3. Is a sanction needed if people lie to get the notice rescinded? Well probably, but is legislation required to introduce a NEW one? Wouldn’t the circumstance be covered by the existing power to make a discovery assessment, ie HMRC would discover an amount hadn’t been assessed by reason of the taxpayer’s negligence or fraud. This looks like regulatory creep to me.
4. The impact assessment is wrong: the state that currently applies is that HMRC *can* rescind the requirement under their care and management powers. The impact assessment tests the proposal against the concept of HMRC being UNABLE to remove a requirement to file once a self assessment return is issued. What it should, of course, be testing against is the status quo, the current flexibility being in HMRC’s hands.

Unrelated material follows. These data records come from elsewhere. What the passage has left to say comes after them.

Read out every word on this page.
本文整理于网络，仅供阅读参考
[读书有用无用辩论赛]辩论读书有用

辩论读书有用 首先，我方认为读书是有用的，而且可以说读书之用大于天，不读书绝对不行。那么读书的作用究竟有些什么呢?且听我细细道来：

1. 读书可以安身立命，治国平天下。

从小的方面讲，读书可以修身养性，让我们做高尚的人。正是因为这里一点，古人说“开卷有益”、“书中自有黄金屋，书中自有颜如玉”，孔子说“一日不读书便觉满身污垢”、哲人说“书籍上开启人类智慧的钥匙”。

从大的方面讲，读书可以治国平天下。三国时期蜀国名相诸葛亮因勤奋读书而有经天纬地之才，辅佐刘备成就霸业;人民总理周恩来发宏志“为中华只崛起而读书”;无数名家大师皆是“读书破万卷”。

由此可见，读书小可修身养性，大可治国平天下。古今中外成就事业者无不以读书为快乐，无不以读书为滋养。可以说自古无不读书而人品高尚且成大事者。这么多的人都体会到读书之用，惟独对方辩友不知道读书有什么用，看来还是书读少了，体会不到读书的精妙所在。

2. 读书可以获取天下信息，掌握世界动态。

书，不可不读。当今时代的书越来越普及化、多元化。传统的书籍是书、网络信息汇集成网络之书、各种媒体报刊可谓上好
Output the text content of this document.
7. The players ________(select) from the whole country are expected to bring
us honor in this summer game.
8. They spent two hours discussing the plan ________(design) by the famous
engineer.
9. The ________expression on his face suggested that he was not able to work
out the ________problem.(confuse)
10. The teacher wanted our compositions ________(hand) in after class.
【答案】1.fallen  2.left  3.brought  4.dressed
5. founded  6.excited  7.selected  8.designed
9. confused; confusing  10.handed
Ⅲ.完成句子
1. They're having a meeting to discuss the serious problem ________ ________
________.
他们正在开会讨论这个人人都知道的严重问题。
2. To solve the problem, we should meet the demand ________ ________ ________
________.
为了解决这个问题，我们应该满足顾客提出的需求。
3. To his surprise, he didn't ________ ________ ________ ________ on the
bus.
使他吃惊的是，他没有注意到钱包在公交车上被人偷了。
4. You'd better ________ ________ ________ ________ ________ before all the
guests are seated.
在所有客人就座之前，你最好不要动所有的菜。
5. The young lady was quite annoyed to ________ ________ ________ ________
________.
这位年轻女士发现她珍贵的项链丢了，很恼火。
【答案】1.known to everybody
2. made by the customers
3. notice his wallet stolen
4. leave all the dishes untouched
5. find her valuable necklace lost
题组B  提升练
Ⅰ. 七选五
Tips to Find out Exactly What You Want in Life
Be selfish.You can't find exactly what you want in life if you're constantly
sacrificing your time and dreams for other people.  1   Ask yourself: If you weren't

5. The question to be addressed – both in the IA and in the consultation – surely is whether there is any need for LEGISLATION, rather than whether there is any need for FLEXIBILITY. The consultation document says there is already flexibility, and does not make a case for there being legislation to codify how the flexibility might be exercisedSorry and all that!
The main problem is not with HRMC, but with year after year of under-funding and staff cuts imposed by government. The big private companies can afford expensive top flight lawyers, HRMC can’t and don’t get the level of training — or the time to study — that the full time legal professionals do. I believe in HRMC: they’re doing their best, while government ties their hands.